In August 2013, the head of the Antitrust Authority issued instructions to the company that are intended to make it easier for new competitors to enter the credit card market.

In Israel, there is another company owned by the banks called the Bank Clearing Center, which provides clearing services directly between bank accounts.

=== Services ===
Infrastructure for the services of 6 banks:
- Bank Leumi
- Bank Hapoalim
- Israel Discount Bank
- First International Bank
- Bank Mizrahi-Tefahot
- Bank of Jerusalem

Credit card clearing infrastructure for the 3 credit companies in Israel:
- Max It Finance
- Isracard (owned by Bank Hapoalim)
- Israel Credit Cards (also known as CAL, owned by Discount Bank and the International Bank)
- Operation of ATMs (bank and non-bank) throughout the country
- Management of Bank of Israel tenders (such as the Makamim tenders)

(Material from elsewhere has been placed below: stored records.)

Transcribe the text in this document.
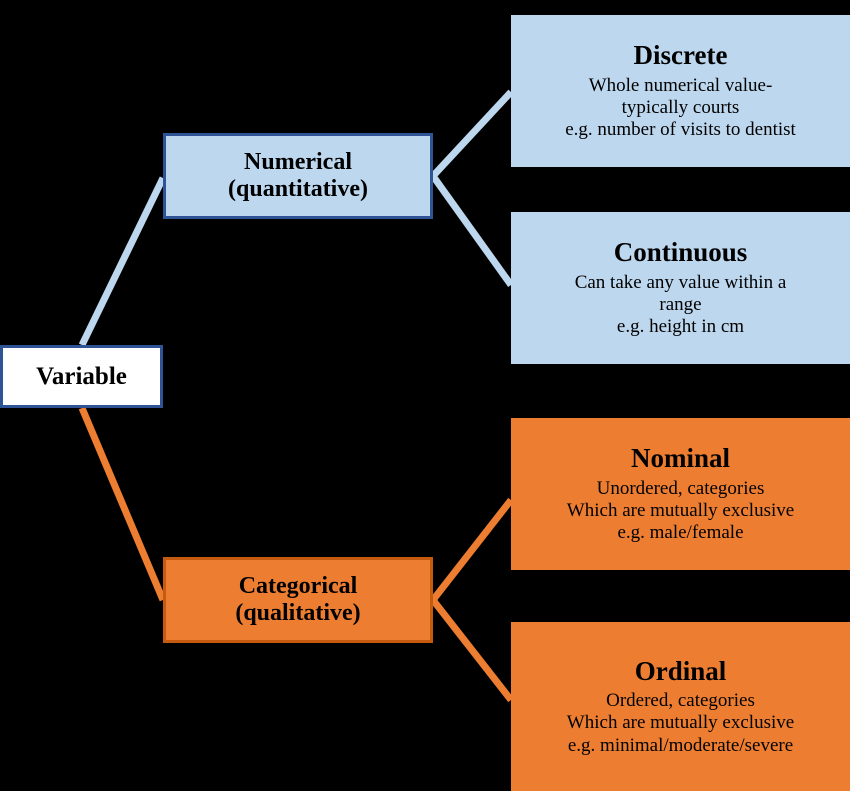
Variable
Numerical
(quantitative)
Categorical
(qualitative)
Discrete
Whole numerical value-
typically courts
e.g. number of visits to dentist
Continuous
Can take any value within a
range
e.g. height in cm
Nominal
Unordered, categories
Which are mutually exclusive
e.g. male/female
Ordinal
Ordered, categories
Which are mutually exclusive
e.g. minimal/moderate/severe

===Implementation of EMV===
For many years, the new international standard for credit and debit card security, the EMV standard, was not implemented in Israel. Although the standard has proven itself in reducing fraud rates, banks and credit card companies did not want to make the necessary investment in its implementation. The standard requires the customer to enter their secret code at the payment terminal (instead of signing the receipt, a signature that is easy to forge). The standard began operating in Europe as early as 2006. Following a directive from the Bank of Israel, use of the standard in Israel began in November 2020. Automated Bank Services company is responsible for implementing the technology in Israel.